Databases can be enriched by encoding various elements. Usually, the database starts off with just words and phones, but by using enrichment options a diverse range of options will become available to the user. Here are some of the options:

  • Encode non-speech elements this allows the user to specify for a given database what should not count as speech

  • Encode utterances After encoding non-speech elements, we can use them to define utterances (segments of speech separated by a .15-.5 second pause)

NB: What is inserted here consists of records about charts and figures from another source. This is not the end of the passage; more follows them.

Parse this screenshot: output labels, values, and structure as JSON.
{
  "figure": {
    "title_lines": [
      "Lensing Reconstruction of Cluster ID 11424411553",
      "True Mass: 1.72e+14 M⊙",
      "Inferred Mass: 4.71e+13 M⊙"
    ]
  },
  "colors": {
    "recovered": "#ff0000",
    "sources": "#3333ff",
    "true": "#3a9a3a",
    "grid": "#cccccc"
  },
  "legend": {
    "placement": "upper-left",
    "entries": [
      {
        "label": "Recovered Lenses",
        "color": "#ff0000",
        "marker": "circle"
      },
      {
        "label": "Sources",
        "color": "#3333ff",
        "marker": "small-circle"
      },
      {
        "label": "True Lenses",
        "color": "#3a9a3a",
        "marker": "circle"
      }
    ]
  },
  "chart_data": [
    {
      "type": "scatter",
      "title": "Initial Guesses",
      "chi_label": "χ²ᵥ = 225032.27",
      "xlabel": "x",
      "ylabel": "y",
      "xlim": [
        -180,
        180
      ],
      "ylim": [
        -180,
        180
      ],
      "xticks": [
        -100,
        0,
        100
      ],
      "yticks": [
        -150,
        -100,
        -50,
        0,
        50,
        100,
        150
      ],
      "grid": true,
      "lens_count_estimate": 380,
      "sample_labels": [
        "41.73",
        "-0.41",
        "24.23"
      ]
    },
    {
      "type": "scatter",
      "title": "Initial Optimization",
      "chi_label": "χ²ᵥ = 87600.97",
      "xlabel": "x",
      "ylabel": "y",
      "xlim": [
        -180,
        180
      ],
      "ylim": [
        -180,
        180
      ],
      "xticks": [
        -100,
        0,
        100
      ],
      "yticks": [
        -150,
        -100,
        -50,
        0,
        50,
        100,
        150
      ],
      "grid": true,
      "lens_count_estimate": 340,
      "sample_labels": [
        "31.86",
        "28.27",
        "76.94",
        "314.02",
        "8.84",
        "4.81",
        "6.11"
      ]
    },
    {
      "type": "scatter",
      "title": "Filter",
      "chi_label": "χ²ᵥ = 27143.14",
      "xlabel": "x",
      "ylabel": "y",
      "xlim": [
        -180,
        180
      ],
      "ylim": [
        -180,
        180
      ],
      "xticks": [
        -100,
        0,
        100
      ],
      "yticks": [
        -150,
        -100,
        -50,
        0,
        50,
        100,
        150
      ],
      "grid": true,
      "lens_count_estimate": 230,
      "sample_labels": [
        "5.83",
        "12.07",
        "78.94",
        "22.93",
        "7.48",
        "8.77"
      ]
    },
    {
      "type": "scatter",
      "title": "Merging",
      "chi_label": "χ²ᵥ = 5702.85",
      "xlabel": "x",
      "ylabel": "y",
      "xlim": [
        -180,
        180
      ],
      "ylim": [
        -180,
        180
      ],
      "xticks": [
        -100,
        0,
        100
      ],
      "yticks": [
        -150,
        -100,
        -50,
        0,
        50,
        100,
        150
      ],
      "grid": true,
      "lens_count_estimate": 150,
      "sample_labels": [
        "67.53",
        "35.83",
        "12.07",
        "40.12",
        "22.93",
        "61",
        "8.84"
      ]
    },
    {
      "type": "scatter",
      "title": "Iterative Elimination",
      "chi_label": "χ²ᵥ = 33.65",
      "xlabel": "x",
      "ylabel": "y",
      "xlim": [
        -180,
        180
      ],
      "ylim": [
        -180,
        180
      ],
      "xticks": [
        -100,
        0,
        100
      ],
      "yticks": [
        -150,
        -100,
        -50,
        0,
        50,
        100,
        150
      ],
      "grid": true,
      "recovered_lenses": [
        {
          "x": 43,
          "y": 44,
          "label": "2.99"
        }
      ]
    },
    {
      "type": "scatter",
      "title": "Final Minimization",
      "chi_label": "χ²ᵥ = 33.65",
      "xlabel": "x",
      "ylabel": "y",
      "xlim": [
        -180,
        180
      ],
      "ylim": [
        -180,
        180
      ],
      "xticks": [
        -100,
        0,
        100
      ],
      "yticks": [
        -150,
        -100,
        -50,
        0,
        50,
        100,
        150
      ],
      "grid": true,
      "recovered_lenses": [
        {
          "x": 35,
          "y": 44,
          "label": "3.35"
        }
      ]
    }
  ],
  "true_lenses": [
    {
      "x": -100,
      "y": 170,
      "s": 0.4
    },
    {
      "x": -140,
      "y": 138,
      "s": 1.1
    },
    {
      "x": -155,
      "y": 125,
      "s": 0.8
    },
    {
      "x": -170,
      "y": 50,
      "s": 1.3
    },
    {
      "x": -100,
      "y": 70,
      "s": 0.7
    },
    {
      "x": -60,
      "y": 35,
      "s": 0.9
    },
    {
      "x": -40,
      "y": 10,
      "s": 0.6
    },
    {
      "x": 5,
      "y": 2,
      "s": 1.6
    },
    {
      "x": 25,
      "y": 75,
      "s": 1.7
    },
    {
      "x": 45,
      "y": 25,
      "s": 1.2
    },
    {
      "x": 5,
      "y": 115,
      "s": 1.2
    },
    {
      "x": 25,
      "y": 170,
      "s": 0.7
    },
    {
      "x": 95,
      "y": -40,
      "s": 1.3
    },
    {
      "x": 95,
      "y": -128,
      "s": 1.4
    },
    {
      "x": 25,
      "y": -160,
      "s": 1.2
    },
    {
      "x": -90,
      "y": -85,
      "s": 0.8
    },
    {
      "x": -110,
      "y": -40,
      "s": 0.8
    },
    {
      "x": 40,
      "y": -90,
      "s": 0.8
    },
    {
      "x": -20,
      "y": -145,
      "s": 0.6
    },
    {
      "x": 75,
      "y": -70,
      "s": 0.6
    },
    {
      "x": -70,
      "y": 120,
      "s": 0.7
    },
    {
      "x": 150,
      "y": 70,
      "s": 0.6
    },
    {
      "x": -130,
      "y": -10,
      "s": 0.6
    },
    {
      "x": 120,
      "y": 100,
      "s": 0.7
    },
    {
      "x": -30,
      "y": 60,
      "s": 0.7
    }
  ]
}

  • Encode syllabic segments This allows the user to specify which segments in the corpus are counted as syllabic

  • Encode syllables if the user has encoded syllabic segments, syllables can now be encoded using maximum attested onset

  • Encode hierarchical properties These allow the user to encode such properties as number of syllables in each utterance, or rate of syllables per second

  • Enrich lexicon This allows the user to assign certain properties to specific words using a CSV file. For example the user might want to encode word frequency. This can be done by having words in one column and corresponding frequencies in the other column of a column-delimited text file.

  • Enrich phonological inventory Similarly to lexical enrichment, this allows the user to add certain helpful features to phonological properties – for example, adding ‘fricative’ to ‘manner_of_articulation’ for some phones

  • Enrich speakers Like phonological and lexial enrichment, this allows the user to add speaker metadata from a CSV such as sex and age.

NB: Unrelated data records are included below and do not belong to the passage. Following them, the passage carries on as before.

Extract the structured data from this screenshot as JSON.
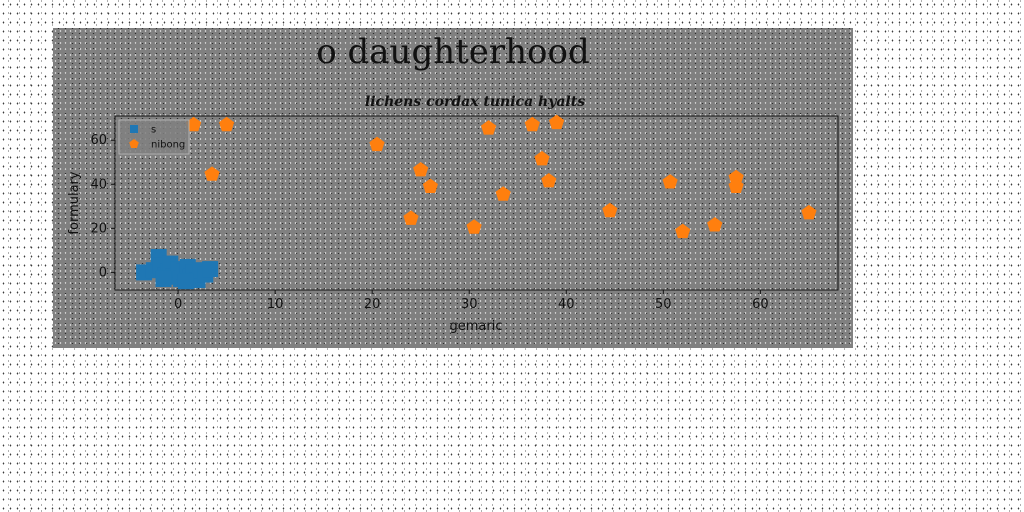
{
  "chart_data": {
    "type": "scatter",
    "title": "o daughterhood",
    "subtitle": "lichens cordax tunica hyalts",
    "xlabel": "gemaric",
    "ylabel": "formulary",
    "xlim": [
      -6.5,
      68
    ],
    "ylim": [
      -8,
      71
    ],
    "xticks": [
      0,
      10,
      20,
      30,
      40,
      50,
      60
    ],
    "yticks": [
      0,
      20,
      40,
      60
    ],
    "grid": false,
    "legend_position": "top-left",
    "series": [
      {
        "name": "s",
        "marker": "square",
        "color": "#1f77b4",
        "points": [
          [
            -3.5,
            0
          ],
          [
            -2.5,
            1
          ],
          [
            -2,
            7
          ],
          [
            -1.8,
            3
          ],
          [
            -1.3,
            -1.5
          ],
          [
            -1,
            0.5
          ],
          [
            -0.8,
            4
          ],
          [
            -0.5,
            -2
          ],
          [
            0,
            1.5
          ],
          [
            0.3,
            -3
          ],
          [
            0.6,
            0.5
          ],
          [
            1,
            2.5
          ],
          [
            1.3,
            -2
          ],
          [
            1.6,
            0
          ],
          [
            2,
            -3.5
          ],
          [
            2.3,
            1
          ],
          [
            2.8,
            -1
          ],
          [
            3.3,
            1.5
          ],
          [
            -1.5,
            -3
          ],
          [
            0.8,
            -4
          ]
        ]
      },
      {
        "name": "nibong",
        "marker": "pentagon",
        "color": "#ff7f0e",
        "points": [
          [
            1.6,
            67
          ],
          [
            3.5,
            44.5
          ],
          [
            5,
            67
          ],
          [
            20.5,
            58
          ],
          [
            24,
            24.5
          ],
          [
            25,
            46.5
          ],
          [
            26,
            39
          ],
          [
            30.5,
            20.5
          ],
          [
            32,
            65.5
          ],
          [
            33.5,
            35.5
          ],
          [
            36.5,
            67
          ],
          [
            37.5,
            51.5
          ],
          [
            38.2,
            41.5
          ],
          [
            39,
            68
          ],
          [
            44.5,
            28
          ],
          [
            50.7,
            41
          ],
          [
            52,
            18.5
          ],
          [
            55.3,
            21.5
          ],
          [
            57.5,
            43
          ],
          [
            57.5,
            39
          ],
          [
            65,
            27
          ]
        ]
      }
    ]
  }
}
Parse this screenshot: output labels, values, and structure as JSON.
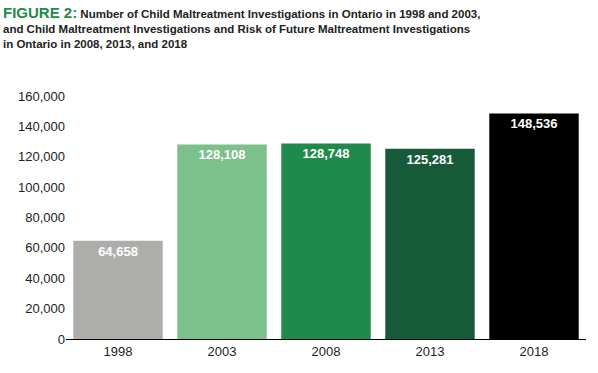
{
  "chart_data": {
    "type": "bar",
    "title": [
      "FIGURE 2: Number of Child Maltreatment Investigations in Ontario in 1998 and 2003,",
      "and Child Maltreatment Investigations and Risk of Future Maltreatment Investigations",
      "in Ontario in 2008, 2013, and 2018"
    ],
    "categories": [
      "1998",
      "2003",
      "2008",
      "2013",
      "2018"
    ],
    "values": [
      64658,
      128108,
      128748,
      125281,
      148536
    ],
    "value_labels": [
      "64,658",
      "128,108",
      "128,748",
      "125,281",
      "148,536"
    ],
    "colors": [
      "#adadac",
      "#7cc08c",
      "#1f8a4c",
      "#165a3a",
      "#000000"
    ],
    "data_labels": true,
    "ylim": [
      0,
      160000
    ],
    "yticks": [
      0,
      {
        "value": 20000,
        "label": "20,000"
      },
      {
        "value": 40000,
        "label": "40,000"
      },
      {
        "value": 60000,
        "label": "60,000"
      },
      {
        "value": 80000,
        "label": "80,000"
      },
      {
        "value": 100000,
        "label": "100,000"
      },
      {
        "value": 120000,
        "label": "120,000"
      },
      {
        "value": 140000,
        "label": "140,000"
      },
      {
        "value": 160000,
        "label": "160,000"
      }
    ],
    "grid": false
  }
}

  • Encode subsets Similarly to how syllabic phones were encoded into subsets, the user can encode other phones in the corpus into subsets as well

  • Encode relativized measures This permits the user to encode the following statistics

    • Phone
      • Mean duration
      • Median duration
      • Standard deviation of duration
    • Word
      • Mean duration
      • Median duration
      • Standard deviation of duration
      • Baseline duration - this is the sum of the mean durations of the constituent phones
    • Syllable
      • Mean duration
      • Median duration
      • Standard deviation of duration
    • Speaker
      • Average speech rate
  • Encode stress/tone Certain corpus alphabets will come with stress or tone information embedded in vowel characters. For example, in some CMUdict corpora primary stress on the vowel “AA” is represented by “AA1”. This enrichment function allows the user to specify a regular expression to split this information off of the vowel and encode it onto the syllable. The default expressions are for LibriSpeech (stress) and GlobalPhone (tone)

  • Analyze acousticcs This will encode pitch and formants into the corpus. This is necessary to view the waveforms and spectrogram.